Tooling around the web I found some fascinating tidbits about Nintendo. My quest began when I browsed the editorial calendar from one of the publications I write for. It said Nintendo, the company, was founded in 1889. It’s been around almost a century and a quarter. Digital trivia I needed to know more about, and I was surprised by what I learned.
Nintendo (the word, says the company website, means something like “Leave luck to heaven” in Japanese) originally made card games. Later, according to Wikipedia, they dabbled in being a taxi company, a TV Network, an instant rice maker, and what is carefully described as a “love hotel.”
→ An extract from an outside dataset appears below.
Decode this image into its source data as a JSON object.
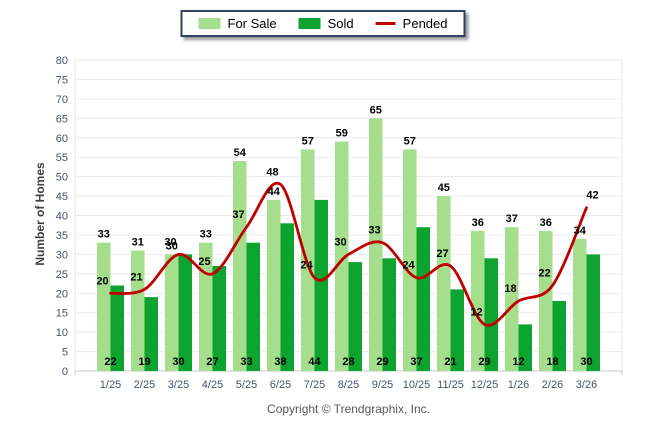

Now, they’re mega-players in one of Japan’s busiest industries, electronic gaming. They own the Seattle Mariners baseball team and are worth almost $100 billion.
Before Nintendo wowed the world with two guys, Mario and Luigi, they owned Japanese distribution rights to a video game system most baby boomers will remember, Magnavox Odyssey, often considered the world’s first home video game system. Odyssey was first demonstrated in May, 1973 (again, according to Wikipedia). I recall clearly playing Light Tennis until my eyes went glassy and I had to pee so badly it felt like my teeth were floating.
The first NES game system debuted in the U.S. in 1985 – accompanied by Super Mario Brothers, still a hands-down favorite among serious game enthusiasts. If you think back, you’ll recall that it came with the light gun and Duck Hunt, too, an amazing feat of electronic wizardry for its time.
From manufacturing cards to swamping the electronic home game industry with the innovative Wii system in 2007, Nintendo has come a long way. They’re winding up to pitch a 3D handheld DS game this year, and keep tossing out new ideas all the time like a program to integrate DS game decks into school curricula.
Leave luck to heaven might well be the company motto. Skill and business sense seem to be where it’s at for this firm that employs about 4,000 people in more than half a dozen countries. You go, Mario.